I recently praised Salesforce for having the smarts to not get into enterprise resource planning several years ago. It was a good decision, I thought, because there was no upside for them to invade such a well-established market — better for them to focus on a blue ocean strategy in which they went after new applications.
I think the market’s evolution has proven the wisdom of that approach, but now we need to deal with human resources and why Salesforce is going after that market. Shouldn’t the reason for not going after ERP apply to HR too? Well, not really.
Growing Up Together
The company last week announced Salesforce for HR, a feature set that reuses some existing social and mobile functions to create HR apps that leverage those technologies to deliver a new HR experience. Was that wise? How does it play overall? Wise? Yes.
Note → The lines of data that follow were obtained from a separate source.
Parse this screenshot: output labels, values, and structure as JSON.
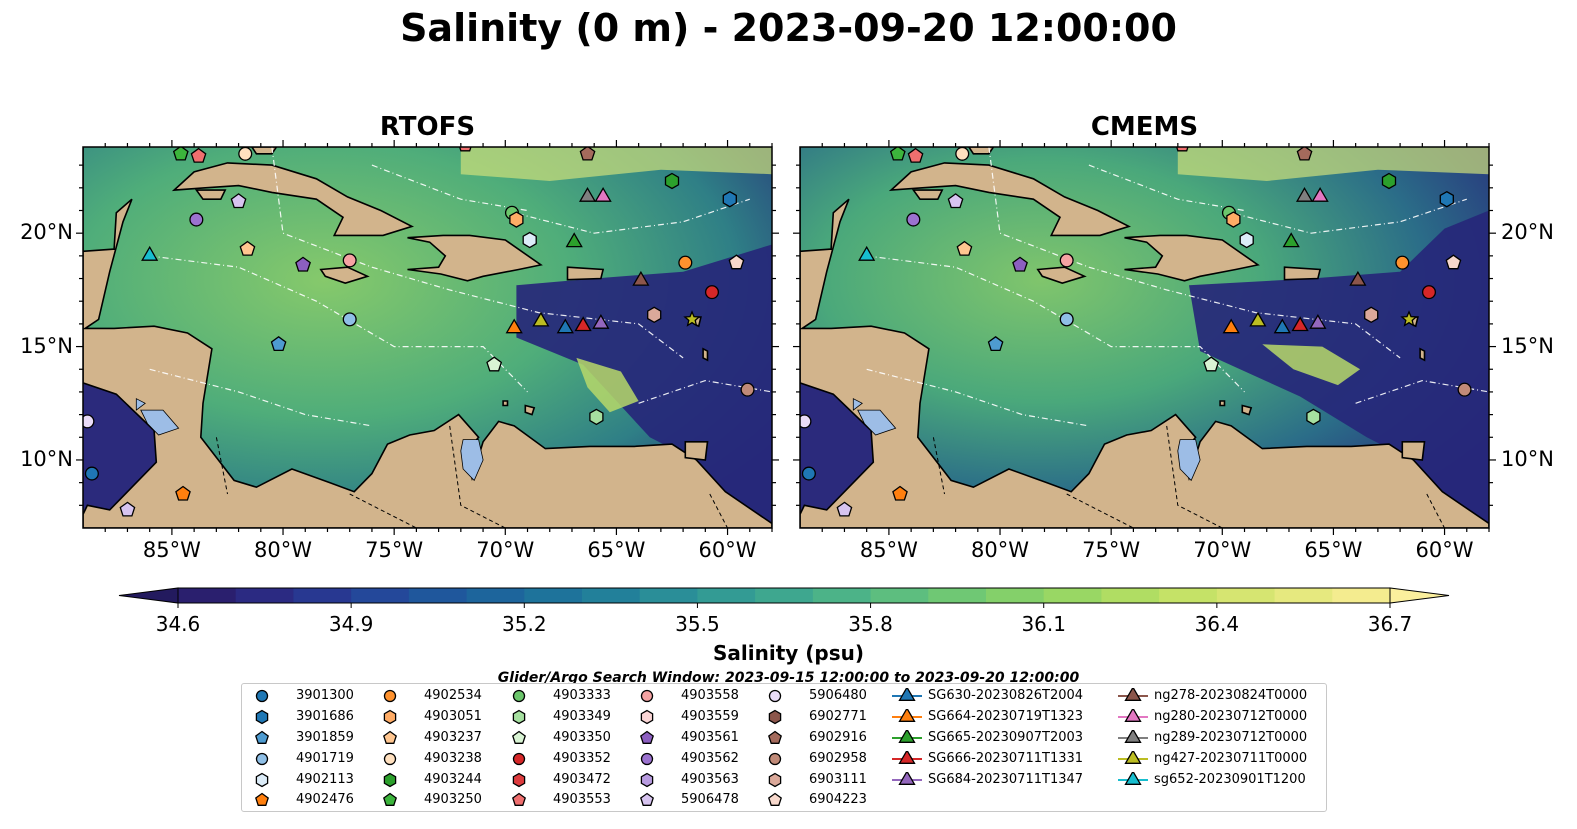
{
  "title": "Salinity (0 m) - 2023-09-20 12:00:00",
  "panels": [
    {
      "name": "RTOFS"
    },
    {
      "name": "CMEMS"
    }
  ],
  "lon_ticks": [
    "85°W",
    "80°W",
    "75°W",
    "70°W",
    "65°W",
    "60°W"
  ],
  "lat_ticks": [
    "20°N",
    "15°N",
    "10°N"
  ],
  "map_extent": {
    "lon": [
      -89,
      -58
    ],
    "lat": [
      7,
      23.8
    ]
  },
  "colorbar": {
    "label": "Salinity (psu)",
    "ticks": [
      "34.6",
      "34.9",
      "35.2",
      "35.5",
      "35.8",
      "36.1",
      "36.4",
      "36.7"
    ],
    "range": [
      34.6,
      36.7
    ],
    "extend": "both",
    "colormap": "haline"
  },
  "search_window": "Glider/Argo Search Window: 2023-09-15 12:00:00 to 2023-09-20 12:00:00",
  "legend": {
    "argo": [
      {
        "label": "3901300",
        "marker": "circle",
        "color": "#1f77b4"
      },
      {
        "label": "3901686",
        "marker": "hexagon",
        "color": "#1f77b4"
      },
      {
        "label": "3901859",
        "marker": "pentagon",
        "color": "#4e9bd0"
      },
      {
        "label": "4901719",
        "marker": "circle",
        "color": "#8fbfe6"
      },
      {
        "label": "4902113",
        "marker": "hexagon",
        "color": "#dcecf8"
      },
      {
        "label": "4902476",
        "marker": "pentagon",
        "color": "#ff7f0e"
      },
      {
        "label": "4902534",
        "marker": "circle",
        "color": "#ff922e"
      },
      {
        "label": "4903051",
        "marker": "hexagon",
        "color": "#ffac66"
      },
      {
        "label": "4903237",
        "marker": "pentagon",
        "color": "#ffc690"
      },
      {
        "label": "4903238",
        "marker": "circle",
        "color": "#ffe0bf"
      },
      {
        "label": "4903244",
        "marker": "hexagon",
        "color": "#2ca02c"
      },
      {
        "label": "4903250",
        "marker": "pentagon",
        "color": "#3cb43c"
      },
      {
        "label": "4903333",
        "marker": "circle",
        "color": "#6cc66c"
      },
      {
        "label": "4903349",
        "marker": "hexagon",
        "color": "#a6e0a0"
      },
      {
        "label": "4903350",
        "marker": "pentagon",
        "color": "#d9f4d4"
      },
      {
        "label": "4903352",
        "marker": "circle",
        "color": "#d62728"
      },
      {
        "label": "4903472",
        "marker": "hexagon",
        "color": "#dd3b3e"
      },
      {
        "label": "4903553",
        "marker": "pentagon",
        "color": "#ef6f6f"
      },
      {
        "label": "4903558",
        "marker": "circle",
        "color": "#f5a3a3"
      },
      {
        "label": "4903559",
        "marker": "hexagon",
        "color": "#fbd6d6"
      },
      {
        "label": "4903561",
        "marker": "pentagon",
        "color": "#8c5fc0"
      },
      {
        "label": "4903562",
        "marker": "circle",
        "color": "#9b72cf"
      },
      {
        "label": "4903563",
        "marker": "hexagon",
        "color": "#b89be0"
      },
      {
        "label": "5906478",
        "marker": "pentagon",
        "color": "#d7c4f0"
      },
      {
        "label": "5906480",
        "marker": "circle",
        "color": "#eadcf8"
      },
      {
        "label": "6902771",
        "marker": "hexagon",
        "color": "#8c564b"
      },
      {
        "label": "6902916",
        "marker": "pentagon",
        "color": "#a46a5c"
      },
      {
        "label": "6902958",
        "marker": "circle",
        "color": "#c08a78"
      },
      {
        "label": "6903111",
        "marker": "hexagon",
        "color": "#dba99a"
      },
      {
        "label": "6904223",
        "marker": "pentagon",
        "color": "#f7d8cc"
      }
    ],
    "gliders": [
      {
        "label": "SG630-20230826T2004",
        "color": "#1f77b4"
      },
      {
        "label": "SG664-20230719T1323",
        "color": "#ff7f0e"
      },
      {
        "label": "SG665-20230907T2003",
        "color": "#2ca02c"
      },
      {
        "label": "SG666-20230711T1331",
        "color": "#d62728"
      },
      {
        "label": "SG684-20230711T1347",
        "color": "#9467bd"
      },
      {
        "label": "ng278-20230824T0000",
        "color": "#8c564b"
      },
      {
        "label": "ng280-20230712T0000",
        "color": "#e377c2"
      },
      {
        "label": "ng289-20230712T0000",
        "color": "#7f7f7f"
      },
      {
        "label": "ng427-20230711T0000",
        "color": "#bcbd22"
      },
      {
        "label": "sg652-20230901T1200",
        "color": "#17becf"
      }
    ]
  },
  "map_markers": [
    {
      "lon": -84.6,
      "lat": 23.5,
      "marker": "pentagon",
      "color": "#3cb43c"
    },
    {
      "lon": -83.8,
      "lat": 23.4,
      "marker": "pentagon",
      "color": "#ef6f6f"
    },
    {
      "lon": -81.7,
      "lat": 23.5,
      "marker": "circle",
      "color": "#ffe0bf"
    },
    {
      "lon": -82.0,
      "lat": 21.4,
      "marker": "pentagon",
      "color": "#d7c4f0"
    },
    {
      "lon": -83.9,
      "lat": 20.6,
      "marker": "circle",
      "color": "#9b72cf"
    },
    {
      "lon": -86.0,
      "lat": 19.0,
      "marker": "triangle",
      "color": "#17becf"
    },
    {
      "lon": -81.6,
      "lat": 19.3,
      "marker": "pentagon",
      "color": "#ffc690"
    },
    {
      "lon": -79.1,
      "lat": 18.6,
      "marker": "pentagon",
      "color": "#8c5fc0"
    },
    {
      "lon": -77.0,
      "lat": 18.8,
      "marker": "circle",
      "color": "#f5a3a3"
    },
    {
      "lon": -77.0,
      "lat": 16.2,
      "marker": "circle",
      "color": "#8fbfe6"
    },
    {
      "lon": -80.2,
      "lat": 15.1,
      "marker": "pentagon",
      "color": "#4e9bd0"
    },
    {
      "lon": -71.8,
      "lat": 23.9,
      "marker": "pentagon",
      "color": "#ef6f6f"
    },
    {
      "lon": -69.7,
      "lat": 20.9,
      "marker": "circle",
      "color": "#6cc66c"
    },
    {
      "lon": -69.5,
      "lat": 20.6,
      "marker": "hexagon",
      "color": "#ffac66"
    },
    {
      "lon": -68.9,
      "lat": 19.7,
      "marker": "hexagon",
      "color": "#dcecf8"
    },
    {
      "lon": -66.3,
      "lat": 23.5,
      "marker": "pentagon",
      "color": "#a46a5c"
    },
    {
      "lon": -66.3,
      "lat": 21.6,
      "marker": "triangle",
      "color": "#7f7f7f"
    },
    {
      "lon": -65.6,
      "lat": 21.6,
      "marker": "triangle",
      "color": "#e377c2"
    },
    {
      "lon": -62.5,
      "lat": 22.3,
      "marker": "hexagon",
      "color": "#2ca02c"
    },
    {
      "lon": -59.9,
      "lat": 21.5,
      "marker": "hexagon",
      "color": "#1f77b4"
    },
    {
      "lon": -66.9,
      "lat": 19.6,
      "marker": "triangle",
      "color": "#2ca02c"
    },
    {
      "lon": -61.9,
      "lat": 18.7,
      "marker": "circle",
      "color": "#ff922e"
    },
    {
      "lon": -59.6,
      "lat": 18.7,
      "marker": "pentagon",
      "color": "#f7d8cc"
    },
    {
      "lon": -63.9,
      "lat": 17.9,
      "marker": "triangle",
      "color": "#8c564b"
    },
    {
      "lon": -60.7,
      "lat": 17.4,
      "marker": "circle",
      "color": "#d62728"
    },
    {
      "lon": -69.6,
      "lat": 15.8,
      "marker": "triangle",
      "color": "#ff7f0e"
    },
    {
      "lon": -68.4,
      "lat": 16.1,
      "marker": "triangle",
      "color": "#bcbd22"
    },
    {
      "lon": -67.3,
      "lat": 15.8,
      "marker": "triangle",
      "color": "#1f77b4"
    },
    {
      "lon": -66.5,
      "lat": 15.9,
      "marker": "triangle",
      "color": "#d62728"
    },
    {
      "lon": -65.7,
      "lat": 16.0,
      "marker": "triangle",
      "color": "#9467bd"
    },
    {
      "lon": -63.3,
      "lat": 16.4,
      "marker": "hexagon",
      "color": "#dba99a"
    },
    {
      "lon": -61.6,
      "lat": 16.2,
      "marker": "star",
      "color": "#bcbd22"
    },
    {
      "lon": -70.5,
      "lat": 14.2,
      "marker": "pentagon",
      "color": "#d9f4d4"
    },
    {
      "lon": -65.9,
      "lat": 11.9,
      "marker": "hexagon",
      "color": "#a6e0a0"
    },
    {
      "lon": -59.1,
      "lat": 13.1,
      "marker": "circle",
      "color": "#c08a78"
    },
    {
      "lon": -88.8,
      "lat": 11.7,
      "marker": "circle",
      "color": "#eadcf8"
    },
    {
      "lon": -88.6,
      "lat": 9.4,
      "marker": "circle",
      "color": "#1f77b4"
    },
    {
      "lon": -84.5,
      "lat": 8.5,
      "marker": "pentagon",
      "color": "#ff7f0e"
    },
    {
      "lon": -87.0,
      "lat": 7.8,
      "marker": "pentagon",
      "color": "#d7c4f0"
    }
  ]
}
Overall, let’s see.
HR usually has been associated with ERP not because it is some derivative of production, but because it was one of the earliest nonaccounting apps that also happened to need computing resources.
Back then, the surest way to get resources was to piggyback onto accounting’s mainframe; it also didn’t hurt that payroll — an inherently HR-oriented app — needed access to the GL. There’s nothing intrinsically back-office-ish about HR — it’s considered part of ERP just because that’s the way things grew up.
Today, everything’s different. HR, that most portable of departments, is finding that its apps have more in common with the social and mobile aspirations of employees than ever, and those aspirations are decidedly front-office-oriented.
System of Engagement
In the manufacturing era, employees were as interchangeable as the parts of the goods produced, but in this service era, when product experiences and solutions are personalized, people expect the same level of granularity in how they are treated as employees as when they enter the market as customers.
To continue the customer metaphor, employees have become accustomed to managing their interactions with vendors, so it’s no surprise that they might want more control when managing their careers.
That’s why Salesforce has reimagined HR not as a system of record — records are still needed, but other ecosystem providers have that angle covered — but as a system of engagement.
Journeys and communities make up an important part of the Salesforce offering, because the company sees the importance of asking the constituent what matters — whether customer or employee — and then having pre-thought-out solutions to address each employee moment of truth.
Make Someone Happy
I’ve been writing a lot about moments of truth lately, and HR might be the better app to look at to see how moments of truth work. The old metaphor for HR was the employee file or record. The new one is the journey. Records are static, past tense, while journeys are evolving and very much in the moment.
There is a limited number of organizational activities for an employee to take part in, and Salesforce for HR gives the HR manager ways to be present and active for them, whether in hiring and firing, or charting the course of a career and providing useful feedback.
Nobody invests in such a system unless there’s an upside of profitability, and there is one here, though it might take time to develop some data. To continue the CRM metaphor, the strong message we see in CRM today is that customers don’t want to be constrained by the same old walled gardens. They want to be valued — and vendors are discovering ways to do that by being present during moments of truth.
The same applies for HR. A generation ago — and maybe just a couple of years ago — having a job was all that mattered, but in better and more consistent economic times, employee mobility can be a problem. Making employees feel valued, as a subtle way of keeping them, makes a lot of sense.
I recently became aware of the Poachable Top 40, a list of companies maintained by Poachable, a company that specializes in helping passive job-seekers find new employment. What’s a passive job-seeker? Someone with talent and brains and a skillset that’s in demand.
The list is made up of companies that people would jump ship to work for, even though they’re pretty happy at the moment and not really looking. Think of it as your fairy godmother looking out for your next job.
In an environment where talent is in high demand, it makes sense to do everything you can to retain employees. Making them feel valued won’t do it alone, but you’d be hard pressed to say it’s not important.
BTW, guess what company just moved into the top 10?